Overview of the technology section. Zoom into this picture for details.

Overview

RHEL architecture

Architectural decisions related to Red Hat Enterprise Linux.

Infrastructure design

Infrastructure related decisions.

  • Self healing system - The installed instances of RHEL will self heal in case of known issues related to Availability or Security are detected. This can be accomplished with things such as Event Driven Ansible which is a part of Ansible Automation Platform, or 3rd party SIEM or monitoring platforms.
  • Ansible Automation Platform - Your requirements for automation and scale of your installed base of RHEL instances means that you would be well off in investing in a general purpose automation platform. The most popular configuration management tool is Ansible, and the premier central automation platform is called Ansible Automation Platform.. This allows your to streamline development of your platform, moving automation previously defined elsewhere, as Ansible automation. It will also decrease overall technical risk for your platform and allow you to focus your time on things which matters more.
  • Military Grade Security - Security standards such as CIS Level 2 are not good enough. Creating automatic hardening which can withstand persitent threat groups requires the most strictest security hardening, including SELinux MLS mode, Integrity Measurement Architecture, etc, and agressive automatic security responses.
  • Advanced image build system - When you need to support a broader range of RHEL installation images, you need to invest more in your image build system. It needs to be able to continously generate images, also integrated to your automatic RPM build system - if you have one.
  • Multiple security baselines - To support more diverse security requirements, you may have to add multiple security baselines to provide a more broad spectrum of compliance. This is challenging as it may spawn many more images or kickstarts which you need to create and maintain. As an example: If you maintain specific installation images for two different technical platforms, let's say: Public Cloud A, and Baremetal, you may now get Public Cloud A - Compliance A, Public Cloud A - Compliance B images, and so on.

RHEL design

Design of your Red Hat Enterprise Linux standard.

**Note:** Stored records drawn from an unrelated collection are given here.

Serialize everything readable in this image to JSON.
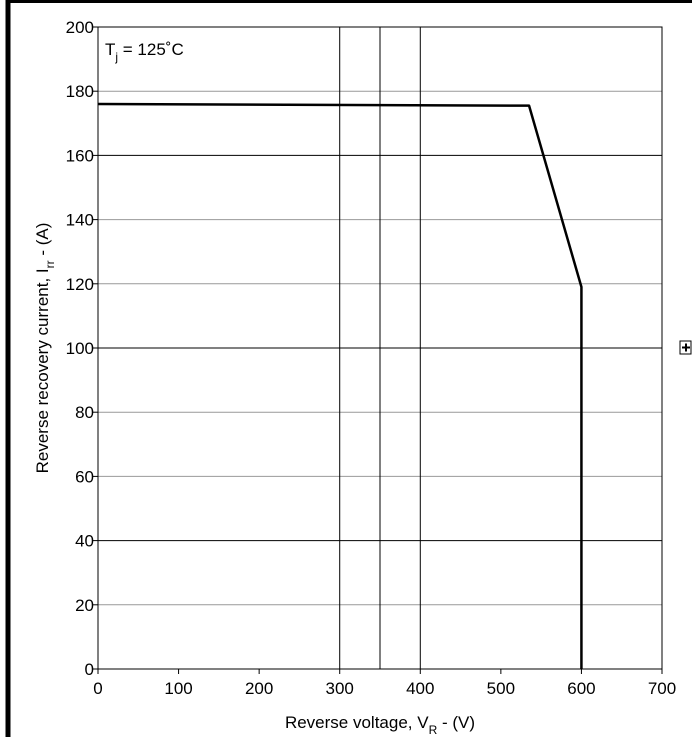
{
  "chart_data": {
    "type": "line",
    "title": "",
    "annotation": {
      "main": "T",
      "sub": "j",
      "rest": " = 125˚C"
    },
    "xlabel": {
      "main": "Reverse voltage, V",
      "sub": "R",
      "rest": " - (V)"
    },
    "ylabel": {
      "main": "Reverse recovery current, I",
      "sub": "rr",
      "rest": " - (A)"
    },
    "xlim": [
      0,
      700
    ],
    "ylim": [
      0,
      200
    ],
    "xticks": [
      0,
      100,
      200,
      300,
      400,
      500,
      600,
      700
    ],
    "yticks": [
      0,
      20,
      40,
      60,
      80,
      100,
      120,
      140,
      160,
      180,
      200
    ],
    "grid": {
      "horizontal_major": [
        40,
        100,
        160
      ],
      "horizontal_minor": [
        20,
        60,
        80,
        120,
        140,
        180
      ],
      "vertical": [
        300,
        350,
        400
      ]
    },
    "series": [
      {
        "x": [
          0,
          535,
          600,
          600
        ],
        "y": [
          176,
          175.5,
          119,
          0
        ]
      }
    ]
  },
  "marker": {
    "icon": "plus-box-icon"
  },
  "colors": {
    "line": "#000000",
    "grid_major": "#000000",
    "grid_minor": "#999999",
    "border": "#000000"
  }
}
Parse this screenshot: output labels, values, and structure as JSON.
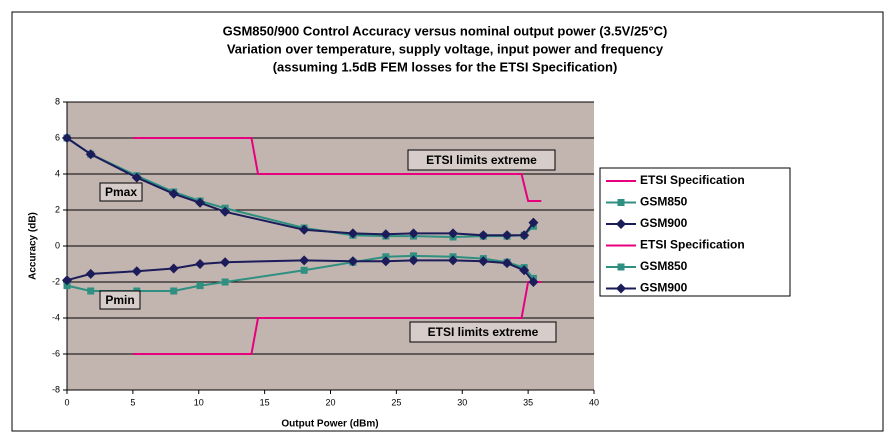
{
  "chart_data": {
    "type": "line",
    "title": [
      "GSM850/900 Control Accuracy versus nominal output power (3.5V/25°C)",
      "Variation over temperature, supply voltage, input power and frequency",
      "(assuming 1.5dB FEM losses for the ETSI Specification)"
    ],
    "xlabel": "Output Power (dBm)",
    "ylabel": "Accuracy (dB)",
    "xlim": [
      0,
      40
    ],
    "xticks": [
      0,
      5,
      10,
      15,
      20,
      25,
      30,
      35,
      40
    ],
    "ylim": [
      -8,
      8
    ],
    "yticks": [
      -8,
      -6,
      -4,
      -2,
      0,
      2,
      4,
      6,
      8
    ],
    "grid": true,
    "legend": "right",
    "annotations": [
      "ETSI limits extreme",
      "Pmax",
      "Pmin",
      "ETSI limits extreme"
    ],
    "series": [
      {
        "name": "ETSI Specification",
        "color": "#e6007e",
        "marker": "none",
        "x": [
          5,
          14,
          14.5,
          34.5,
          35,
          36
        ],
        "values": [
          6,
          6,
          4,
          4,
          2.5,
          2.5
        ]
      },
      {
        "name": "GSM850",
        "color": "#2f8f80",
        "marker": "square",
        "x": [
          0,
          1.8,
          5.3,
          8.1,
          10.1,
          12,
          18,
          21.7,
          24.2,
          26.3,
          29.3,
          31.6,
          33.4,
          34.7,
          35.4
        ],
        "values": [
          6,
          5.1,
          3.9,
          3.0,
          2.5,
          2.1,
          1.0,
          0.6,
          0.55,
          0.55,
          0.5,
          0.55,
          0.55,
          0.6,
          1.1
        ]
      },
      {
        "name": "GSM900",
        "color": "#1c1c5a",
        "marker": "diamond",
        "x": [
          0,
          1.8,
          5.3,
          8.1,
          10.1,
          12,
          18,
          21.7,
          24.2,
          26.3,
          29.3,
          31.6,
          33.4,
          34.7,
          35.4
        ],
        "values": [
          6,
          5.1,
          3.8,
          2.9,
          2.4,
          1.9,
          0.9,
          0.7,
          0.65,
          0.7,
          0.7,
          0.6,
          0.6,
          0.6,
          1.3
        ]
      },
      {
        "name": "ETSI Specification",
        "color": "#e6007e",
        "marker": "none",
        "x": [
          5,
          14,
          14.5,
          34.5,
          35,
          36
        ],
        "values": [
          -6,
          -6,
          -4,
          -4,
          -2,
          -2
        ]
      },
      {
        "name": "GSM850",
        "color": "#2f8f80",
        "marker": "square",
        "x": [
          0,
          1.8,
          5.3,
          8.1,
          10.1,
          12,
          18,
          21.7,
          24.2,
          26.3,
          29.3,
          31.6,
          33.4,
          34.7,
          35.4
        ],
        "values": [
          -2.2,
          -2.5,
          -2.5,
          -2.5,
          -2.2,
          -2.0,
          -1.35,
          -0.9,
          -0.6,
          -0.55,
          -0.6,
          -0.7,
          -0.9,
          -1.2,
          -1.8
        ]
      },
      {
        "name": "GSM900",
        "color": "#1c1c5a",
        "marker": "diamond",
        "x": [
          0,
          1.8,
          5.3,
          8.1,
          10.1,
          12,
          18,
          21.7,
          24.2,
          26.3,
          29.3,
          31.6,
          33.4,
          34.7,
          35.4
        ],
        "values": [
          -1.9,
          -1.55,
          -1.4,
          -1.25,
          -1.0,
          -0.9,
          -0.8,
          -0.85,
          -0.85,
          -0.8,
          -0.8,
          -0.85,
          -0.95,
          -1.35,
          -2.0
        ]
      }
    ]
  }
}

  • Application platform specific post configuration - Your platform automatically applies post configuration specific to different application platforms such as different databases, application servers, etc.
  • Fully unattended installations - When a new instance of your standard starts up, nothing more is needed to be done as it relates to your platform. That includes configuring all related systems, such as CMDB systems, change management systems, and so on.
  • Multi-platform support - You support multiple hardware-, virtualization- and cloud platforms.
  • RHEL Image mode - Your RHEL platform also supports RHEL Image mode.

Development tool chain

Features related to the development tool chain.

  • Complete test coverage (Unit, Functional, Integration) - You need tools which supports the complete testing of your platform. That can be done using the automation, infra as code and CI/CD features of your platform. It may also be accomplished with 3rd party tools test platforms.
  • RPM Build system You need a system which can automatically build RPMs. Either a custom implementation using rpm-build tools, mock, or a more proper platform such as Koji.
  • Advanced supply chain security - You need to select tools such can support advanced supply chain security standards such as SLSA.
  • Ansible, Terraform, etc - You need more advanced automation capabilities to be able to automatically deploy your standard, such as Ansible or Terraform.